21 Things Everyone Can Do To Eliminate Engineered/Fabricated Food

  1. Avoid engineered/fabricated food. Consumer choices send a strong message —75% of all processed food contains GMOs; corn, soy, and canola oil are 80%-90% GMO. Avoiding these products keeps your family healthy. Purchase organic; get your Non-GMO shopping guide; look for the Non-GMO Food Project label.
  2. Help pass legislative or ballot initiatives by spreading the word, collecting signatures, and donating. We have the right to know what is in our food!
  3. Talk to others — whether they’re friends, family or strangers — help educate! Hand out educational materials about engineered/fabricated food or place them where others will see it. Pass out educational material to your neighbors.
  4. Spread the word by sharing links through email or social media to educate your friends and family. Organizations like The Institute for Responsible Technology, GMO Free California, GM Watch, Millions Against Monsanto, Organic Consumer Association, and the GMO Truth Alliance all publish regular updates on social media and have mailing lists as well.
  5. Send out or share others’ Twitter feeds that help educate the public and remind them of the importance of putting an end to engineered/fabricated food.
  6. Seek audiences for educational talks or webinars through groups you already belong to, such as religious organizations, parent-oriented events, health, school, college and gardening related organizations, where these types of educational events are often welcomed.
  7. Invite friends and family members to watch a non-GMO movie such as The World According to Monsanto, Scientists Under Attack or The Future of Food.
  8. Read and recommend books about GMOs, such as Seeds of Deception or Genetic Roulette.
  9. Most, if not all, organizations fighting against GMOs or for GMO labeling are non-profit organizations relying on donations from supporters. Donate to these organizations — they could not do the work that they do without our financial help.
  10. Contact the food manufacturers you buy from and ask them if they use engineered or fabricated ingredients. Let them know that you will no longer buy their products if they do.
  11. Contact your local health food store or co-op and ask them if you can hand out educational materials to their customers.
  12. Contact your local newspapers, magazines or any media with educational articles, letters or videos.
  13. Get a booth at a local event or Farmer’s Market and hand out educational material.
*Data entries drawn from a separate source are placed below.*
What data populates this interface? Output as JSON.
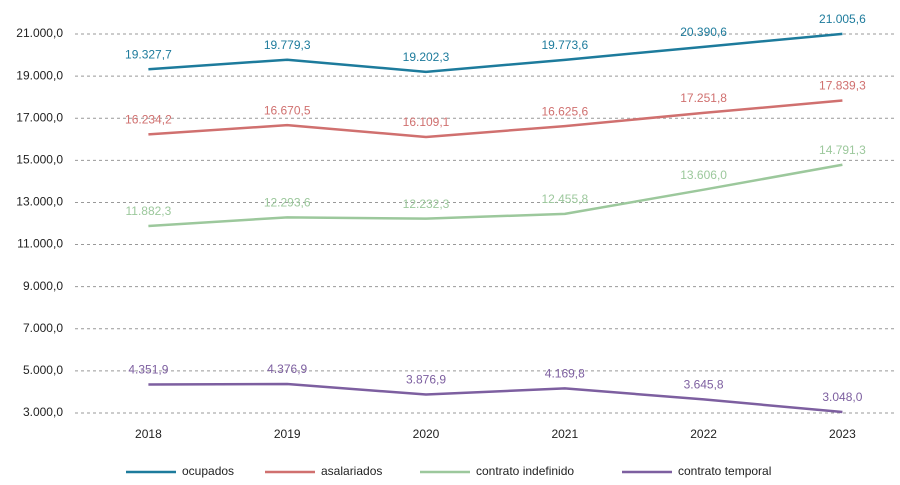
{
  "chart_data": {
    "type": "line",
    "categories": [
      "2018",
      "2019",
      "2020",
      "2021",
      "2022",
      "2023"
    ],
    "series": [
      {
        "name": "ocupados",
        "color": "#1d7b9c",
        "values": [
          19327.7,
          19779.3,
          19202.3,
          19773.6,
          20390.6,
          21005.6
        ],
        "value_labels": [
          "19.327,7",
          "19.779,3",
          "19.202,3",
          "19.773,6",
          "20.390,6",
          "21.005,6"
        ]
      },
      {
        "name": "asalariados",
        "color": "#d0706f",
        "values": [
          16234.2,
          16670.5,
          16109.1,
          16625.6,
          17251.8,
          17839.3
        ],
        "value_labels": [
          "16.234,2",
          "16.670,5",
          "16.109,1",
          "16.625,6",
          "17.251,8",
          "17.839,3"
        ]
      },
      {
        "name": "contrato indefinido",
        "color": "#9cc89c",
        "values": [
          11882.3,
          12293.6,
          12232.3,
          12455.8,
          13606.0,
          14791.3
        ],
        "value_labels": [
          "11.882,3",
          "12.293,6",
          "12.232,3",
          "12.455,8",
          "13.606,0",
          "14.791,3"
        ]
      },
      {
        "name": "contrato temporal",
        "color": "#7d5fa0",
        "values": [
          4351.9,
          4376.9,
          3876.9,
          4169.8,
          3645.8,
          3048.0
        ],
        "value_labels": [
          "4.351,9",
          "4.376,9",
          "3.876,9",
          "4.169,8",
          "3.645,8",
          "3.048,0"
        ]
      }
    ],
    "ylim": [
      3000,
      21000
    ],
    "yticks": [
      {
        "value": 3000,
        "label": "3.000,0"
      },
      {
        "value": 5000,
        "label": "5.000,0"
      },
      {
        "value": 7000,
        "label": "7.000,0"
      },
      {
        "value": 9000,
        "label": "9.000,0"
      },
      {
        "value": 11000,
        "label": "11.000,0"
      },
      {
        "value": 13000,
        "label": "13.000,0"
      },
      {
        "value": 15000,
        "label": "15.000,0"
      },
      {
        "value": 17000,
        "label": "17.000,0"
      },
      {
        "value": 19000,
        "label": "19.000,0"
      },
      {
        "value": 21000,
        "label": "21.000,0"
      }
    ],
    "grid": true,
    "legend": "bottom"
  }
}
Help educate your local healthcare professionals about the dangers of engineered/fabricated food and why they should recommend a diet that avoids these foods.
  14. Contact your government representatives, including the president, and let them know that you want to end engineered/fabricated food. Sample letters will be available on our website soon.
  15. Keep in touch with other sustainable food organizations for updates, such as the Center for Food Safety, Friends of the Earth or GM Watch.
  16. Volunteer to help at local events that promote sustainable food that is not genetically altered or artificially fabricated.
  17. Grow your own Non-Engineered Food.
  18. Petition your local schools to serve real food.
  19. Ask the grocery store chains to label all engineered/fabricated food and to stop selling engineered/fabricated food.
  20. Take Care of Yourself! Taking on a huge industry that is tied to our government can feel overwhelming. Make sure you spend time nurturing your body, mind and spirit.
  21. Get Involved and Get Active! Contact the organizations listed above and attend local events featuring real food alternatives to engineered/fabricated foods.

 

One Response to "21 Things Everyone Can Do To Eliminate Engineered/Fabricated Food"

  1. Ken Gartner says:

    An additional idea — talk to your physician! At each visit, do tell them you are concerned about GMO and nanotech exposure from the environment. Educate them and, possibly, inspire them to educate themselves about the topic. Having doctors engaged in this vital ‘public health’ discourse is a Good Thing.